Konflik manusia dengan harimau (Panthera tigris) masih menjadi unsur utama pembunuhan dan perburuan harimau. Perisitiwa terakhir yang terjadi adalah pembunuhan harimau berusia lima tahun di kawasan hutan lindung di daerah Desa Mangkurajo, Kecamatan Lebong Selatan, Kabupaten Lebong, Bengkulu, Senin (9/1).
Sebelumnya pada Oktober 2010 juga terjadi kematian mengenaskan seekor harimau yang mati dalam perangkap petugas Balai Besar Konservasi Sumber Daya Alam (BBKSDA) Provinsi Riau. Harimau ini mengalami konflik dengan manusia setelah menerkam seorang buruh kelapa sawit.
Menurut Country Director Wildlife Conservation Society (WCS), Noviar Andayani, kejadian ini pasti akan kembali terulang di masa depan. Karena interaksi manusia dengan harimau makin tinggi dan harimau kalah dengan kebutuhan manusia.
Sebagai contoh terjadi di wilayah kerja WCS di Aceh. Diceritakan Noviar jika masyarakat membuka lahan yang akhirnya menciptakan rumput pengundang babi atau rusa. Kedua hewan ini akhirnya mendatangkan harimau sebagai predatornya.
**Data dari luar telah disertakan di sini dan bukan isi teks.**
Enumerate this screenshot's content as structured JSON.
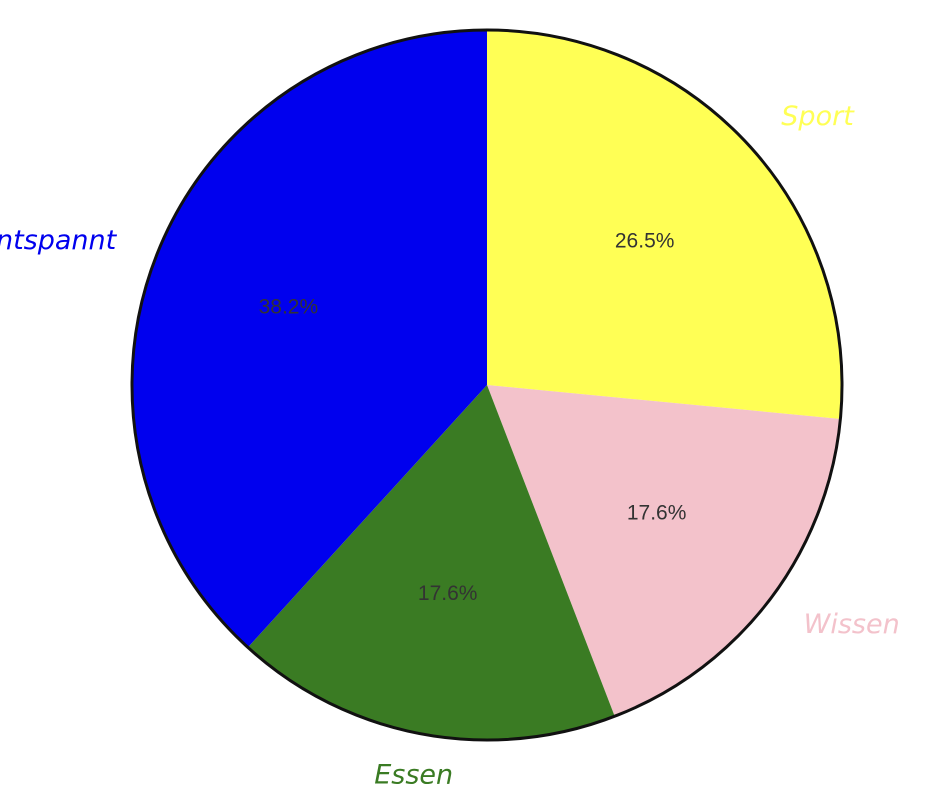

"Saat manusia memasang perangkap untuk babi, yang kena malah harimau. Kalau harimau tak bisa makan babi, maka yang dikejar adalah kambing warga atau bahkan manusia yang ada di kebun," kata Noviar ketika ditemui dalam acara Lokakarya Penggalangan Sumberdaya untuk Pelaksanaan Rencana Nasional Pemulihan Harimau di Hotel Le Meridien, Jakarta, Selasa (17/1). "Ini yang menyebabkan banyak harimau terlibat konflik dengan manusia yang 'marah'," ujarnya lagi.
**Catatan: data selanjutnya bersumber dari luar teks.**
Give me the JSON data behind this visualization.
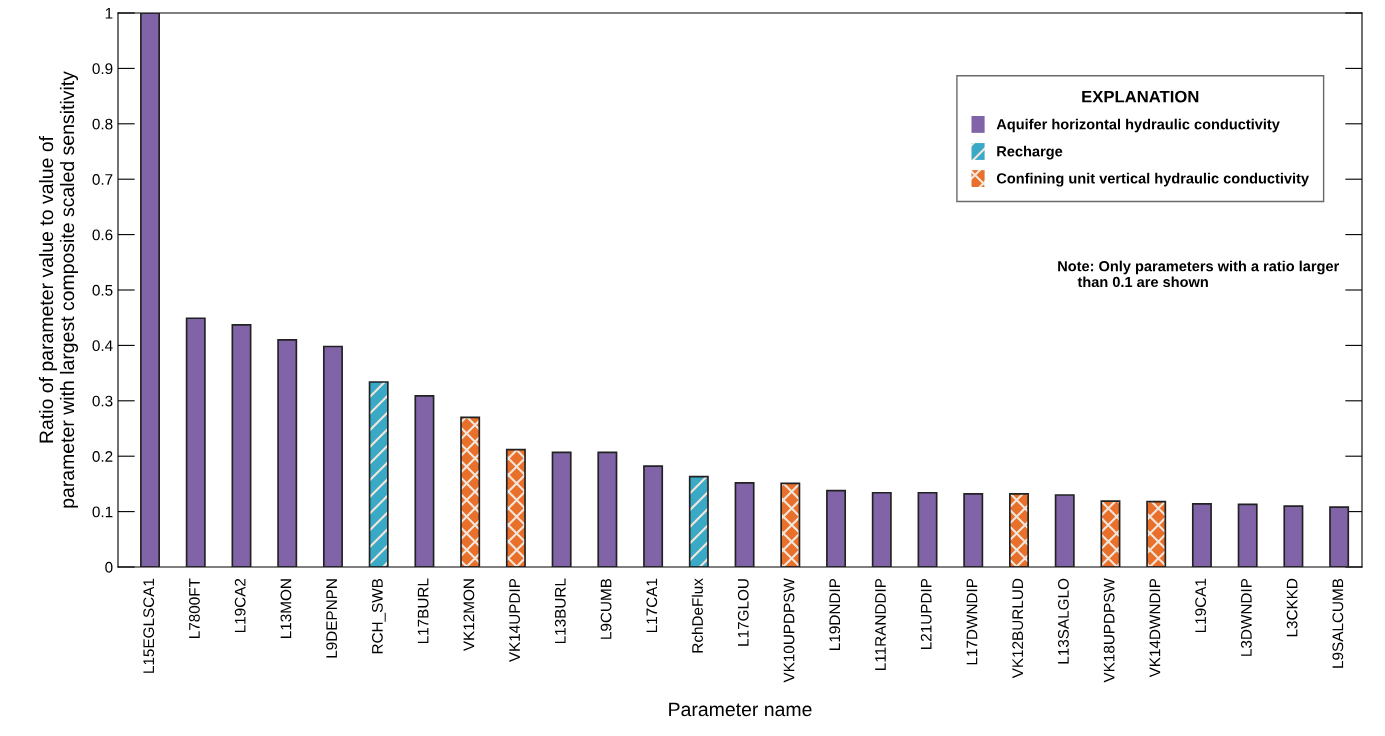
{
  "chart_data": {
    "type": "bar",
    "xlabel": "Parameter name",
    "ylabel": "Ratio of parameter value to value of\nparameter with largest composite scaled sensitivity",
    "legend_title": "EXPLANATION",
    "categories": [
      "L15EGLSCA1",
      "L7800FT",
      "L19CA2",
      "L13MON",
      "L9DEPNPN",
      "RCH_SWB",
      "L17BURL",
      "VK12MON",
      "VK14UPDIP",
      "L13BURL",
      "L9CUMB",
      "L17CA1",
      "RchDeFlux",
      "L17GLOU",
      "VK10UPDPSW",
      "L19DNDIP",
      "L11RANDDIP",
      "L21UPDIP",
      "L17DWNDIP",
      "VK12BURLUD",
      "L13SALGLO",
      "VK18UPDPSW",
      "VK14DWNDIP",
      "L19CA1",
      "L3DWNDIP",
      "L3CKKD",
      "L9SALCUMB"
    ],
    "series": [
      {
        "name": "Aquifer horizontal hydraulic conductivity",
        "color": "#8064a7",
        "values": [
          1.0,
          0.449,
          0.437,
          0.41,
          0.398,
          null,
          0.309,
          null,
          null,
          0.207,
          0.207,
          0.182,
          null,
          0.152,
          null,
          0.138,
          0.134,
          0.134,
          0.132,
          null,
          0.13,
          null,
          null,
          0.114,
          0.113,
          0.11,
          0.108
        ]
      },
      {
        "name": "Recharge",
        "color": "#3aa9c5",
        "values": [
          null,
          null,
          null,
          null,
          null,
          0.334,
          null,
          null,
          null,
          null,
          null,
          null,
          0.163,
          null,
          null,
          null,
          null,
          null,
          null,
          null,
          null,
          null,
          null,
          null,
          null,
          null,
          null
        ]
      },
      {
        "name": "Confining unit vertical hydraulic conductivity",
        "color": "#e8702a",
        "values": [
          null,
          null,
          null,
          null,
          null,
          null,
          null,
          0.27,
          0.212,
          null,
          null,
          null,
          null,
          null,
          0.151,
          null,
          null,
          null,
          null,
          0.132,
          null,
          0.119,
          0.118,
          null,
          null,
          null,
          null
        ]
      }
    ],
    "ylim": [
      0,
      1
    ],
    "yticks": [
      0,
      0.1,
      0.2,
      0.3,
      0.4,
      0.5,
      0.6,
      0.7,
      0.8,
      0.9,
      1
    ],
    "grid": false,
    "legend": "top right",
    "annotations": [
      "Note: Only parameters with a ratio larger\n     than 0.1 are shown"
    ]
  }
}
Keadaan masyarakat seperti ini membuat tak ada cara pasti yang menjamin bisa mengamankan harimau. Namun, Noviar menyarankan agar ada komunikasi antara pihak konservasi dengan masyarakat. "Kita harus bicara langsung dengan masyarakat dan menyadarkan bahwa hidup dengan harimau itu harus ada seni tersendiri. Mereka musti sadar bahwa mereka berbagi tempat." kata Noviar.
Hal ini juga ditegaskan oleh Dirjen Perlindungan Hutan dan Konservasi Alam (PHKA) Darori. Menurutnya, kondisi manusia yang membunuh harimau kadang juga tidak bisa disalahkan. Terutama masyarakat yang hidup di sekitar wilayah konservasi karena tidak pernah mendapat informasi terancam punahnya kehidupan harimau dari TV atau pun koran.
"Ancaman harimau yang pertama itu adalah manusia, kedua adalah kemiskinan yang memaksa mereka merambah hutan. Yang terakhir adalah pengusaha yang mengambil sumber daya dari hutan," kata Darori.